Here are some examples to illustrate how drawbacks work:
Example 1: Manufacturing for Export
A company based in the United States imports specialized electronic components from Taiwan. These components are crucial parts for the advanced robotics systems the U.S. company manufactures. Once the robots are assembled, they are primarily sold and shipped to industrial clients in Germany and Japan.
When the electronic components first entered the U.S., the company paid import duties on them. However, since these components were not consumed domestically but were integrated into products (the robots) that were subsequently exported, the company can apply for a drawback. This allows them to recover the duties paid on the imported components, making their exported robotics systems more competitively priced in the global market.
Example 2: Processing and Re-export
A large food distributor in Canada imports raw coffee beans in bulk from Colombia. In Canada, these beans are roasted, ground, and packaged into branded coffee products specifically designed for sale in the United Kingdom and Australia. The finished, packaged coffee is then exported to these international markets.
The distributor initially paid import duties on the raw coffee beans when they arrived in Canada. Because the processed coffee was not sold within Canada but was instead exported, the distributor is eligible for a drawback. This refund of the original import duties on the beans helps reduce the overall cost of their exported coffee products, supporting their international distribution and sales.
Example 3: Unsold or Returned Goods
A clothing retailer in France imports a large shipment of seasonal fashion apparel from Italy. After the selling season, a significant portion of the clothing remains unsold. Instead of heavily discounting the items in the French market, the retailer decides to re-export the remaining inventory to an outlet store chain in the Middle East.
The retailer paid import duties on all the apparel when it first entered France.
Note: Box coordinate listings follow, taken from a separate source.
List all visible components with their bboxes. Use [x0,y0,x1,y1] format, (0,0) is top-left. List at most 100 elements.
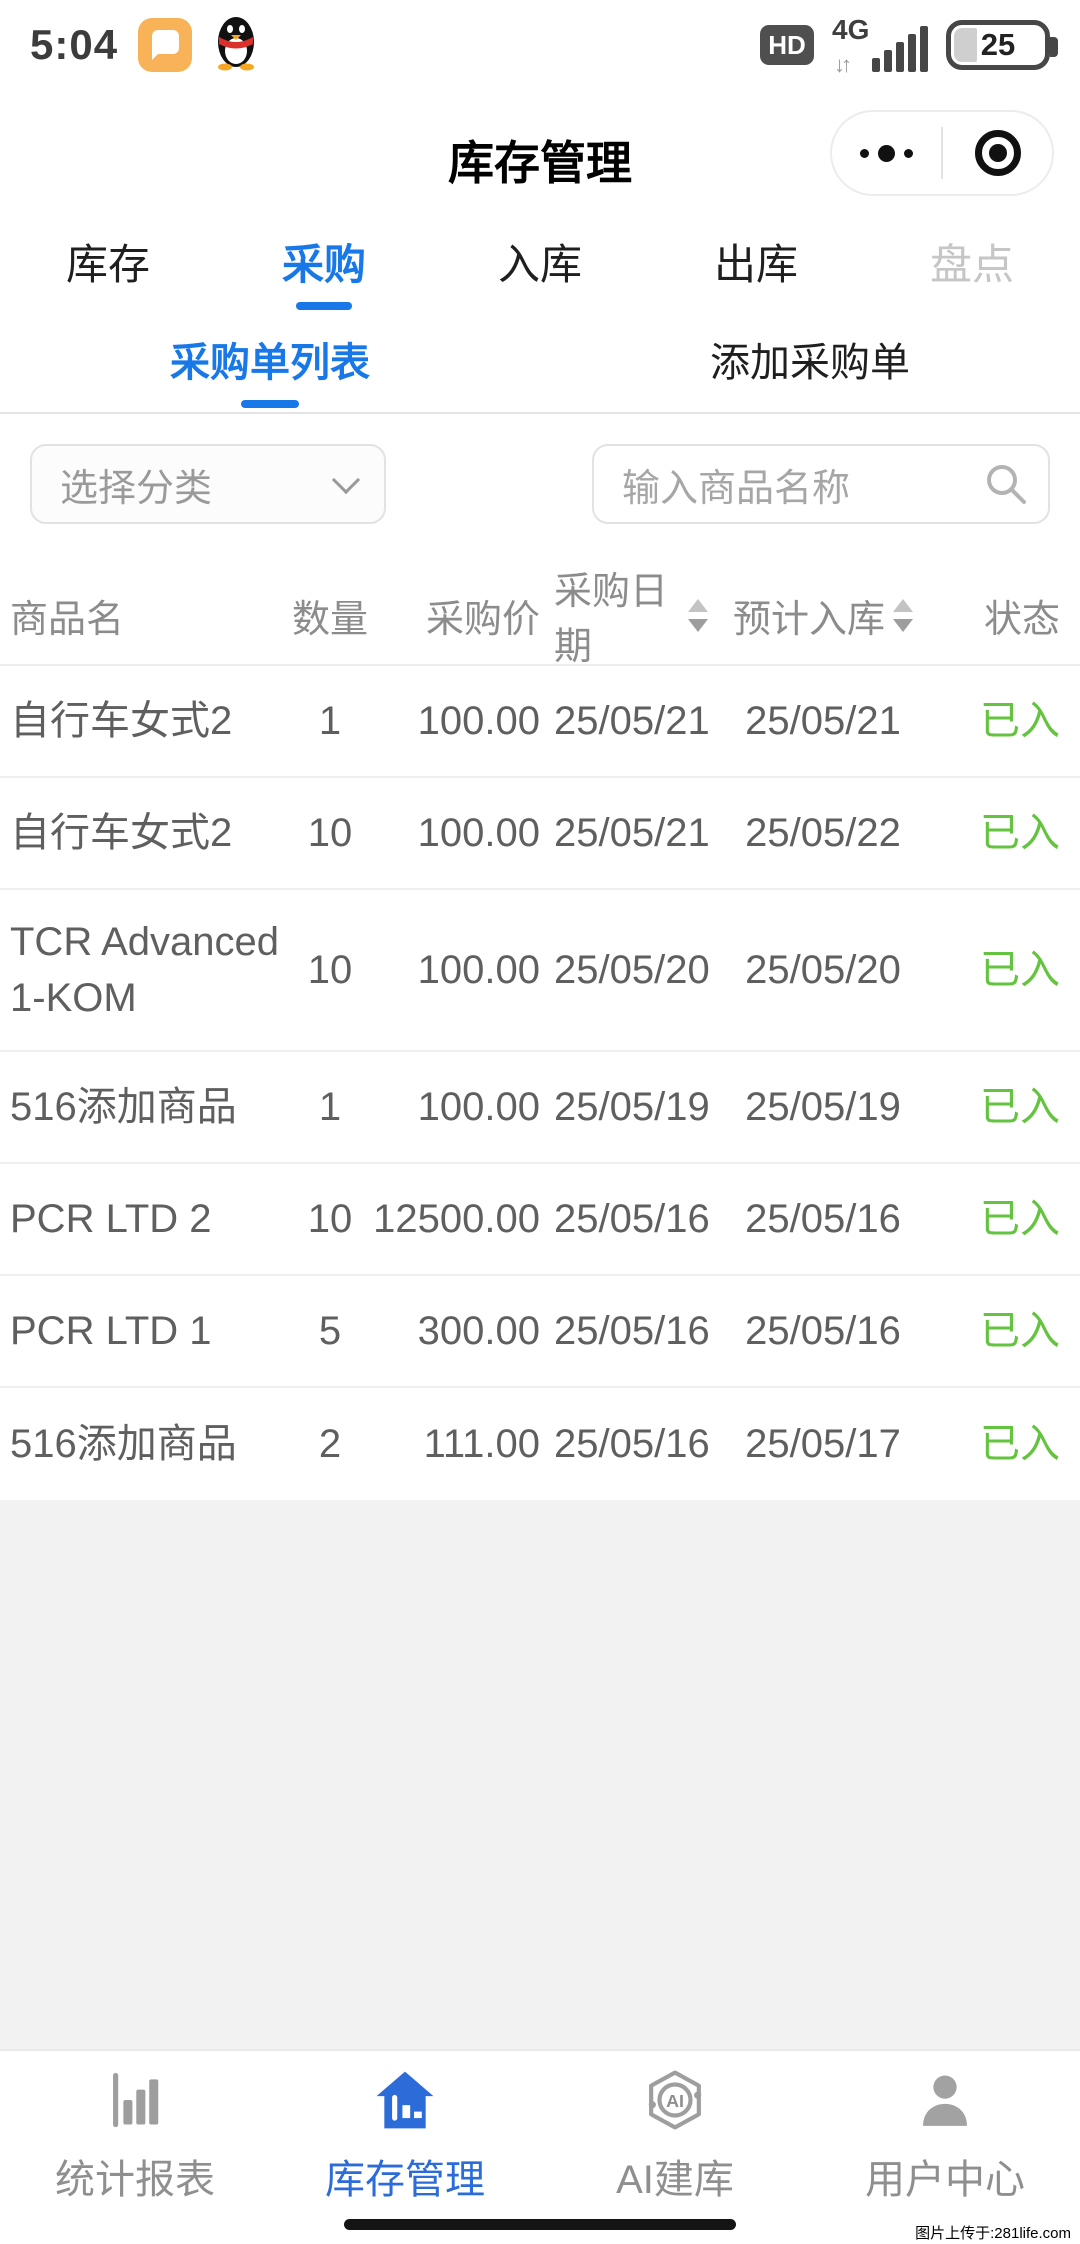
table-row[interactable]: 自行车女式2 1 100.00 25/05/21 25/05/21 已入 [0,666,1080,778]
status-badge: 已入 [980,1309,1060,1353]
cell-product-name: 516添加商品 [10,1422,237,1466]
tab-inventory[interactable]: 库存 [65,241,150,288]
page-title: 库存管理 [448,137,632,189]
search-icon [987,465,1026,504]
sort-arrows-icon [688,598,708,632]
table-row[interactable]: PCR LTD 2 10 12500.00 25/05/16 25/05/16 … [0,1164,1080,1276]
bottom-nav: 统计报表 库存管理 AI AI建库 [0,2049,1080,2244]
cell-expected-date: 25/05/21 [745,699,901,743]
app-bar: 库存管理 [0,90,1080,230]
category-select-placeholder: 选择分类 [60,467,213,510]
column-header-date-sortable[interactable]: 采购日期 [540,560,708,670]
tab-inbound[interactable]: 入库 [497,241,582,288]
hd-badge: HD [760,25,814,65]
status-badge: 已入 [980,699,1060,743]
purchase-order-list: 自行车女式2 1 100.00 25/05/21 25/05/21 已入 自行车… [0,666,1080,1500]
cell-expected-date: 25/05/19 [745,1085,901,1129]
user-icon [923,2075,967,2126]
table-row[interactable]: PCR LTD 1 5 300.00 25/05/16 25/05/16 已入 [0,1276,1080,1388]
capsule-divider [941,127,943,179]
nav-item-ai-builder[interactable]: AI AI建库 [540,2051,810,2244]
table-row[interactable]: TCR Advanced 1-KOM 10 100.00 25/05/20 25… [0,890,1080,1052]
nav-item-user-center[interactable]: 用户中心 [810,2051,1080,2244]
close-minimize-button[interactable] [943,112,1052,194]
bar-chart-icon [113,2072,159,2128]
sort-arrows-icon [893,598,913,632]
column-header-qty: 数量 [291,598,368,641]
empty-background [0,1500,1080,2049]
cell-purchase-price: 100.00 [417,811,540,855]
signal-bars-icon [872,26,928,72]
tab-purchase[interactable]: 采购 [216,236,432,322]
status-bar: 5:04 HD [0,0,1080,90]
cell-purchase-price: 100.00 [417,699,540,743]
subtab-add-purchase[interactable]: 添加采购单 [710,341,910,385]
cell-expected-date: 25/05/16 [745,1197,901,1241]
home-chart-icon [376,2071,434,2129]
network-type-label: 4G [832,14,870,45]
cell-quantity: 10 [307,1197,353,1241]
cell-quantity: 2 [318,1422,342,1466]
home-indicator[interactable] [344,2219,736,2230]
table-row[interactable]: 516添加商品 2 111.00 25/05/16 25/05/17 已入 [0,1388,1080,1500]
search-placeholder: 输入商品名称 [622,467,851,510]
cell-purchase-price: 300.00 [417,1309,540,1353]
cell-product-name: 自行车女式2 [10,811,233,855]
table-header: 商品名 数量 采购价 采购日期 预计入库 状态 [0,560,1080,668]
status-badge: 已入 [980,1197,1060,1241]
column-header-expected-sortable[interactable]: 预计入库 [708,588,938,643]
nav-item-inventory[interactable]: 库存管理 [270,2051,540,2244]
battery-percent: 25 [980,27,1016,62]
battery-nub [1050,37,1058,57]
cell-product-name: PCR LTD 1 [10,1309,212,1353]
cell-product-name: 自行车女式2 [10,699,233,743]
status-badge: 已入 [980,1085,1060,1129]
more-icon [860,144,913,162]
cell-purchase-price: 100.00 [417,1085,540,1129]
column-header-status: 状态 [983,598,1060,641]
main-tabs: 库存 采购 入库 出库 盘点 [0,230,1080,322]
nav-item-reports[interactable]: 统计报表 [0,2051,270,2244]
cell-quantity: 5 [318,1309,342,1353]
status-badge: 已入 [980,948,1060,992]
cell-expected-date: 25/05/16 [745,1309,901,1353]
clock: 5:04 [30,21,119,68]
cell-purchase-date: 25/05/21 [554,811,710,855]
battery-icon: 25 [946,20,1058,70]
filter-bar: 选择分类 输入商品名称 [0,414,1080,560]
cell-product-name: 516添加商品 [10,1085,237,1129]
more-button[interactable] [832,112,941,194]
table-row[interactable]: 自行车女式2 10 100.00 25/05/21 25/05/22 已入 [0,778,1080,890]
cell-product-name: PCR LTD 2 [10,1197,212,1241]
status-bar-right: HD 4G ↓↑ 25 [760,14,1058,77]
status-badge: 已入 [980,811,1060,855]
table-row[interactable]: 516添加商品 1 100.00 25/05/19 25/05/19 已入 [0,1052,1080,1164]
tab-outbound[interactable]: 出库 [713,241,798,288]
cell-purchase-date: 25/05/20 [554,948,710,992]
cell-expected-date: 25/05/20 [745,948,901,992]
data-arrows-icon: ↓↑ [834,52,852,77]
search-input[interactable]: 输入商品名称 [592,444,1050,524]
svg-text:AI: AI [666,2091,684,2111]
ai-hexagon-icon: AI [648,2070,702,2130]
speech-bubble-icon [152,30,180,60]
cell-purchase-date: 25/05/16 [554,1309,710,1353]
column-header-price: 采购价 [425,598,540,641]
cell-purchase-price: 12500.00 [373,1197,540,1241]
column-header-product: 商品名 [10,598,125,641]
subtab-purchase-list[interactable]: 采购单列表 [0,336,540,412]
qq-penguin-icon [212,15,260,76]
cell-quantity: 10 [307,948,353,992]
chevron-down-icon [331,465,361,495]
cell-purchase-date: 25/05/16 [554,1197,710,1241]
category-select[interactable]: 选择分类 [30,444,386,524]
cell-purchase-date: 25/05/19 [554,1085,710,1129]
tab-stocktake[interactable]: 盘点 [929,241,1014,288]
cellular-signal-icon: 4G ↓↑ [832,14,928,77]
status-badge: 已入 [980,1422,1060,1466]
cell-purchase-date: 25/05/16 [554,1422,710,1466]
cell-quantity: 1 [318,1085,342,1129]
cell-purchase-price: 100.00 [417,948,540,992]
status-bar-left: 5:04 [30,15,260,76]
For the items that were not sold domestically but were instead re-exported to the Middle East, the retailer can claim a drawback. This allows them to recover the duties paid on those specific unsold items, improving the financial viability of re-exporting inventory rather than incurring losses through deep domestic discounts or disposal.
Simple Definition
A drawback is a refund of import duties paid to the government. This refund is issued when an importer reexports goods that were originally imported, rather than selling them domestically.